Lagopus lagopus (Willow Grouse)

Scientific name: Lagopus lagopus (Linnaeus, 1758)

Bird group: Game birds

Field characters. 37-42 cm. A small-headed, plump bird with rather short, rectangular wings and black tail. Characteristic flight action with series of rapid, strong, whirring wing-beats alternated with long glides on bowed wings. Plumage pattern varies with race and season. In Willow Grouse Lagopus l. lagopus adult male breeding plumage with upperparts, chin, neck, and upper chest red-brown barred and blotched darker; wings and underbody white; kidney-shaped orange patch above eye. In winter the male is entirely white except for black tail-feathers. Female plumage as in male but summer plumage tawnier with more obvious dark bars. Juvenile as female. In Red Grouse Lagopus l. scoticus adult male and female breeding has red-brown plumage, whitish feathered legs, black wing-quills and tail. Winter plumage of female similar to summer dress but with white under wing-coverts. Juvenile as adult.

Voice. When flushed it utters a cackling 'kwok, kok-ok-ok...'; song of male is a crowing 'go-back go-back'.

Distribution. Red Grouse is a common resident in Britain and Ireland; Willow Grouse is a common resident in Fenno-Scandia and northern Russia.

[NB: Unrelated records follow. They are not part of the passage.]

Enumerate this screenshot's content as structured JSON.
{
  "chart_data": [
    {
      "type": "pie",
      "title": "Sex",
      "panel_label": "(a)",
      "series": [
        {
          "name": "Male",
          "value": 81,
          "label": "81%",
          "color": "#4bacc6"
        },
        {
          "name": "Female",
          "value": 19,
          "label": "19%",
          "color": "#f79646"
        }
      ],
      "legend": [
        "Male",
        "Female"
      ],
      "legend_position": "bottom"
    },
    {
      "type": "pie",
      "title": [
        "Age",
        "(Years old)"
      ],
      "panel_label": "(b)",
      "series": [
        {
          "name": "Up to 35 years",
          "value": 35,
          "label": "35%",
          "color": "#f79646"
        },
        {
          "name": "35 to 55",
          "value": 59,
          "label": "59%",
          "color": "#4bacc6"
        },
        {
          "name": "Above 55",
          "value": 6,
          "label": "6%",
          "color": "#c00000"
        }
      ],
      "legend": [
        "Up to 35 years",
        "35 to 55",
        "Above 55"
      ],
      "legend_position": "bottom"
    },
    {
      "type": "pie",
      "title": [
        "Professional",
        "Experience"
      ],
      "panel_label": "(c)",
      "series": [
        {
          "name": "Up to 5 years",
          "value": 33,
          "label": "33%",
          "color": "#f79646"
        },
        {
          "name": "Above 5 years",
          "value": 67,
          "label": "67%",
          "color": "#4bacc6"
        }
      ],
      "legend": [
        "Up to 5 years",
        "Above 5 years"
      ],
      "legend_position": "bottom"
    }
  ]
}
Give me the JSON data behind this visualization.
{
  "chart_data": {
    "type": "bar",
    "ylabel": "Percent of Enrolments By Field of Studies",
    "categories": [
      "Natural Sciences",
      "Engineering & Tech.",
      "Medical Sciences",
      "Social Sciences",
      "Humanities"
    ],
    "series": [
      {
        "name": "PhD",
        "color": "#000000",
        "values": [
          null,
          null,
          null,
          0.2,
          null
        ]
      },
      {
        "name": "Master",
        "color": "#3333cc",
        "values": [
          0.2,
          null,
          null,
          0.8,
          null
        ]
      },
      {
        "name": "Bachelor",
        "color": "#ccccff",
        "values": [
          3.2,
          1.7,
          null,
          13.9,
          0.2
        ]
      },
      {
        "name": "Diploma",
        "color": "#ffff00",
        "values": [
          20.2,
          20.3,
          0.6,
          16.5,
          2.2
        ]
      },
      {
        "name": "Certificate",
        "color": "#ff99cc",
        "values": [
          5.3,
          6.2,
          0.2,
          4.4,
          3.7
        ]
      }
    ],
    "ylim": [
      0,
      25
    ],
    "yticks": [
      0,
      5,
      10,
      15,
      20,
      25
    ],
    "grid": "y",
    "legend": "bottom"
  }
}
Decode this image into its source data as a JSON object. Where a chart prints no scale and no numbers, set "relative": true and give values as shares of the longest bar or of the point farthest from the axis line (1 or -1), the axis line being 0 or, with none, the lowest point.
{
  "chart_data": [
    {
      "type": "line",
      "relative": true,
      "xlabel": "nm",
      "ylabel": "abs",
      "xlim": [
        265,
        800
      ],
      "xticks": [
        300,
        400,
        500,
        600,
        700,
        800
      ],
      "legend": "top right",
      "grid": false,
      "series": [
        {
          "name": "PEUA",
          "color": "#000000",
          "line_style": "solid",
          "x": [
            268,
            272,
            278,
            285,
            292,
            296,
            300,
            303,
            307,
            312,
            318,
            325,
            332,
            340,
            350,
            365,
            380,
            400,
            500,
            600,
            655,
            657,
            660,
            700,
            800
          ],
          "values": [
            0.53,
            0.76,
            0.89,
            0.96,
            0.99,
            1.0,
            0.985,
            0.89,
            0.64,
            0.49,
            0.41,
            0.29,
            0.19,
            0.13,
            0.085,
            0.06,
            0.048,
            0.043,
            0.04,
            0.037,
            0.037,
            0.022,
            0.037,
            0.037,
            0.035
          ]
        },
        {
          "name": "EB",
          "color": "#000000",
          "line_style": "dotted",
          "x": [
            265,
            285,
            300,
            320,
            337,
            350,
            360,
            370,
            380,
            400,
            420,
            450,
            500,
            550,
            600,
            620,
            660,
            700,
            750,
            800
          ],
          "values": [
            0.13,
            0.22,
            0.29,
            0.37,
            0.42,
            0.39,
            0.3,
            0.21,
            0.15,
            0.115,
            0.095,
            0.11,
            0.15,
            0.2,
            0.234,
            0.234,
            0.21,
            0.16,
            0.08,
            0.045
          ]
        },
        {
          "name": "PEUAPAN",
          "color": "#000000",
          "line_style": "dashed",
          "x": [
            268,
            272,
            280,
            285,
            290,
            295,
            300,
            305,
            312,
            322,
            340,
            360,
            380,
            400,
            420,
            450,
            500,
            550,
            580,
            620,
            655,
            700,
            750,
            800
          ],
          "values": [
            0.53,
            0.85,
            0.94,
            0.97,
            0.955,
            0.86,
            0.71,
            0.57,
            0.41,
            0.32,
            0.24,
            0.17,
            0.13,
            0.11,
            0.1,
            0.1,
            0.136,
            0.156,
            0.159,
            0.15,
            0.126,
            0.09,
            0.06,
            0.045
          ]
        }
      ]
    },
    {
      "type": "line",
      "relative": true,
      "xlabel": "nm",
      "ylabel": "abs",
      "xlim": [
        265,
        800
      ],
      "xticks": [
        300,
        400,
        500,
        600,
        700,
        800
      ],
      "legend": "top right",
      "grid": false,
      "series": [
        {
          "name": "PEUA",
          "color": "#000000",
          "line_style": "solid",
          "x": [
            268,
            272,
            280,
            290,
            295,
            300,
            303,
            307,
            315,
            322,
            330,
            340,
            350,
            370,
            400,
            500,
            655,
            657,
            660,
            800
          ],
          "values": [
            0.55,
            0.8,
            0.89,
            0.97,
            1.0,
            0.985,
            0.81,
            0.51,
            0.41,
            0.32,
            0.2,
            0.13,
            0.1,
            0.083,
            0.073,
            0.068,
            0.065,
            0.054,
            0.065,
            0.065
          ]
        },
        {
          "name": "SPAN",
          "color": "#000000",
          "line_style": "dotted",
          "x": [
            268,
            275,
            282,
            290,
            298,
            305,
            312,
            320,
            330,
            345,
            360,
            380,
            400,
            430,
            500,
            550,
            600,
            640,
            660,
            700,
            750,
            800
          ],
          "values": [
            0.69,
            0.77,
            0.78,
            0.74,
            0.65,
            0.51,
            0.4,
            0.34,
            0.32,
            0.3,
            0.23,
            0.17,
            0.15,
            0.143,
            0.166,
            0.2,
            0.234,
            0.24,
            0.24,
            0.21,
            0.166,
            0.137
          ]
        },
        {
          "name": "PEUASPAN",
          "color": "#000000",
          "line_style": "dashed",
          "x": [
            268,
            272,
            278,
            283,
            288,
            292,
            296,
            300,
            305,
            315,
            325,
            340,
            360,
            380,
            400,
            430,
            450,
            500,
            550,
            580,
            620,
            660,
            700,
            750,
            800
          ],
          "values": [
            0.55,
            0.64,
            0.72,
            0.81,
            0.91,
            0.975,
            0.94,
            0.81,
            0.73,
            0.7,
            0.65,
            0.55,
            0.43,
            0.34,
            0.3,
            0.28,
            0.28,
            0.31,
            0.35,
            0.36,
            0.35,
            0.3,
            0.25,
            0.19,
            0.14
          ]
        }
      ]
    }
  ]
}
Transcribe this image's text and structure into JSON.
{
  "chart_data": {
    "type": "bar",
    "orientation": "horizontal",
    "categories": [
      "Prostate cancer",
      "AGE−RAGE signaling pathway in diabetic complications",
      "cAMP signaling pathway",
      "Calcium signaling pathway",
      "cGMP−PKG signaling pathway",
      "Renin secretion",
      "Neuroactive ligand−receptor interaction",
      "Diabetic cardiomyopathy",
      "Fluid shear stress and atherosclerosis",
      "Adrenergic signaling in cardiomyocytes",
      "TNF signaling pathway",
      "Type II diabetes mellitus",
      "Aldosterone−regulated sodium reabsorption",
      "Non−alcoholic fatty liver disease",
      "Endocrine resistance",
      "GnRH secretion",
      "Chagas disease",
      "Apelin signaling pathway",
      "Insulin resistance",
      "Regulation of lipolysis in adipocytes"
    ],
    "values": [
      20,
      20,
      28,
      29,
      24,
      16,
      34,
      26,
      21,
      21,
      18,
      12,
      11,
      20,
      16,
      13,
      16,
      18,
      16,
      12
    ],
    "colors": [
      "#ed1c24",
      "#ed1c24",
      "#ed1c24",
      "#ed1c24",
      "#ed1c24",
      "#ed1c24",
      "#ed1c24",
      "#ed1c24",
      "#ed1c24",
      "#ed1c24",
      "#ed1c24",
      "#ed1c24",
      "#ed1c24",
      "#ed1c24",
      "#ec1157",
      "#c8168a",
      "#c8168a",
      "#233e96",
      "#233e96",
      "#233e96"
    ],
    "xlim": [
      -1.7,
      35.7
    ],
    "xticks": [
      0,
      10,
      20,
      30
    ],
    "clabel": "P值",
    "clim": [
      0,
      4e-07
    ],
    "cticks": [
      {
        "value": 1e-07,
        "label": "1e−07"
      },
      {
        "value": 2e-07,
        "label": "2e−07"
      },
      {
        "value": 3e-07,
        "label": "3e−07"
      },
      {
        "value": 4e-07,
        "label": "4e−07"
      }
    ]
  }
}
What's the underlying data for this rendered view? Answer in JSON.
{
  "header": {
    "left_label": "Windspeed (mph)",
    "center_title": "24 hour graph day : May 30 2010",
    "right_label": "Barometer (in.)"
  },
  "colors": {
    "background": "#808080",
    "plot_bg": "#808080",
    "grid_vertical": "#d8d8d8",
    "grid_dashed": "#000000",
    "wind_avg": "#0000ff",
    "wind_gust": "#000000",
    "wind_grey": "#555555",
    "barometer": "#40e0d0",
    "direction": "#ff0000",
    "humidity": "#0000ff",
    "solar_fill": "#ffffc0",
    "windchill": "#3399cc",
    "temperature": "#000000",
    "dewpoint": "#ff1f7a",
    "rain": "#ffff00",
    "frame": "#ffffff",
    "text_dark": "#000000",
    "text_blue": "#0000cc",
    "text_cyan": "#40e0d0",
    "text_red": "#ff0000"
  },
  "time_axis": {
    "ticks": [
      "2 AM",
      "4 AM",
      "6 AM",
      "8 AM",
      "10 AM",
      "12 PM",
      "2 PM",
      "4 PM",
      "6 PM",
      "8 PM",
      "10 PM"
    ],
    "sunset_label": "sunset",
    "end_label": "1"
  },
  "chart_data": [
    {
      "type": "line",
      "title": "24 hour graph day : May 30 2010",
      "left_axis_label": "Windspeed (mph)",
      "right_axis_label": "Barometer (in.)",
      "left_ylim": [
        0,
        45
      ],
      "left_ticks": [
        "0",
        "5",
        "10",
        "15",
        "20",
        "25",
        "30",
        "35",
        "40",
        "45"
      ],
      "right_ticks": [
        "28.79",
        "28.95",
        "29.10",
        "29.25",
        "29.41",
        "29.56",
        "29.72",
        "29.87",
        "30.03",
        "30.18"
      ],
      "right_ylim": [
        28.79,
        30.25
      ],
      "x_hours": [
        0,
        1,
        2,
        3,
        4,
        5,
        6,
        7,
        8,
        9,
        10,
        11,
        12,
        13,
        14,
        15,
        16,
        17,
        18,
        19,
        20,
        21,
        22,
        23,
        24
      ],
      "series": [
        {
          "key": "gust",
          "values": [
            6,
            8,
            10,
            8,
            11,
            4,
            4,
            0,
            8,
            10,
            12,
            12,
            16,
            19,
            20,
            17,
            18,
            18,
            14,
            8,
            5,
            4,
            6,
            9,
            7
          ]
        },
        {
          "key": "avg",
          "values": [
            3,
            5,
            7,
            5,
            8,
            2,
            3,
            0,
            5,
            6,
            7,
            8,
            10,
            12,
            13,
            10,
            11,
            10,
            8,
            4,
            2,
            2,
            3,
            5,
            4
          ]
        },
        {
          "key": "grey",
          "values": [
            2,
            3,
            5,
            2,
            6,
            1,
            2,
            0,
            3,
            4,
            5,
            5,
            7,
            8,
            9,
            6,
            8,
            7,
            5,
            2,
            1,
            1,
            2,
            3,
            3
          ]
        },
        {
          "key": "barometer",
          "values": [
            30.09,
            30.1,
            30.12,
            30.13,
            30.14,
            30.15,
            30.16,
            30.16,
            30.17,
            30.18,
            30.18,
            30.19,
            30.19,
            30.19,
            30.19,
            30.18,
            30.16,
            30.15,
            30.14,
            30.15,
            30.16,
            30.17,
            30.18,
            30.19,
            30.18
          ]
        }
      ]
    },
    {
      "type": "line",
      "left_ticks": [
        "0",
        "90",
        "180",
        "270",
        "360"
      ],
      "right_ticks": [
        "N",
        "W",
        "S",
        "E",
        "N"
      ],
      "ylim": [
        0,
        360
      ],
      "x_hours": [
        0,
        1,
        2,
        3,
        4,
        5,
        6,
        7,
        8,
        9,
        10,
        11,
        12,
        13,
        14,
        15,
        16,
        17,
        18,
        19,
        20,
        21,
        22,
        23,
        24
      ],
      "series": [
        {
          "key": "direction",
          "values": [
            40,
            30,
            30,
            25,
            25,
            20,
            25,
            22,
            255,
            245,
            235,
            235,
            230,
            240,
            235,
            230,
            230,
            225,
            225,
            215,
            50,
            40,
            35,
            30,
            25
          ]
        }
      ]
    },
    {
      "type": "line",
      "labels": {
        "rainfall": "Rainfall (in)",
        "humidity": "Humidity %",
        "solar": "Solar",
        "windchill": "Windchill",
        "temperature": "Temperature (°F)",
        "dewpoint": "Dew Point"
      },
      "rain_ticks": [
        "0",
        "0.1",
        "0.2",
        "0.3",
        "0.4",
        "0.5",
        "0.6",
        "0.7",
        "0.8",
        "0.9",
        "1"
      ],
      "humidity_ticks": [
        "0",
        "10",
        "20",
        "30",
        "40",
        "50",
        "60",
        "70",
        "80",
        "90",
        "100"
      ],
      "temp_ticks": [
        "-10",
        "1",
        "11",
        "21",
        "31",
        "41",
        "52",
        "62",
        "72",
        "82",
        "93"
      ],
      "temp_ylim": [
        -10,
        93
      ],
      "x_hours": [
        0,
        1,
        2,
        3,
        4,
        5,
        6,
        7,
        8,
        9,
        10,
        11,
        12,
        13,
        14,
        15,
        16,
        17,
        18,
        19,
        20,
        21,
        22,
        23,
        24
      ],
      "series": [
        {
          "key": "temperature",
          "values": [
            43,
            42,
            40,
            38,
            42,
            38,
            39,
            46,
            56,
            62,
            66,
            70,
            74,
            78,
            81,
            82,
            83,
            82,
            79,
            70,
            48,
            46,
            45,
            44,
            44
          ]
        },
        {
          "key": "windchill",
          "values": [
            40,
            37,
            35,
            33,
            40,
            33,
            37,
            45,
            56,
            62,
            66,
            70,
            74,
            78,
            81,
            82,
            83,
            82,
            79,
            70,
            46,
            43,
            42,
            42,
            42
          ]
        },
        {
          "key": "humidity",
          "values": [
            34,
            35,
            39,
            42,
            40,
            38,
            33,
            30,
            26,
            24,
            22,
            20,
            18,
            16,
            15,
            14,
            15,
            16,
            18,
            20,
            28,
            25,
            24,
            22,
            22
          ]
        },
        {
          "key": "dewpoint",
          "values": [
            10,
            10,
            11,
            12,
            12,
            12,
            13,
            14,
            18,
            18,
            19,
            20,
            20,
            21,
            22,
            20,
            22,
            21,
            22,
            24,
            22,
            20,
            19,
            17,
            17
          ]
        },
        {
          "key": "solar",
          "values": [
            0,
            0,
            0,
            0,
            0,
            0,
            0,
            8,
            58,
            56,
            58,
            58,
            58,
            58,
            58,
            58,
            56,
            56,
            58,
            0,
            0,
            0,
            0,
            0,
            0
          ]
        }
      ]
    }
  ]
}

Habitat. In the breeding season, frequents treeless tundra, moors, heaths and bogs. Outside the breeding season Red Grouse moves to lower ground, and sometimes onto farmland; Willow Grouse moves into wooded tundra and woodlands.

Food. An almost completely herbivorous species, feeding on heather, willow, and catkins, buds and twigs of birch, berries, and newly grown leaves of deciduous plants. May also take insects. Takes food mostly from ground but may feed also in trees.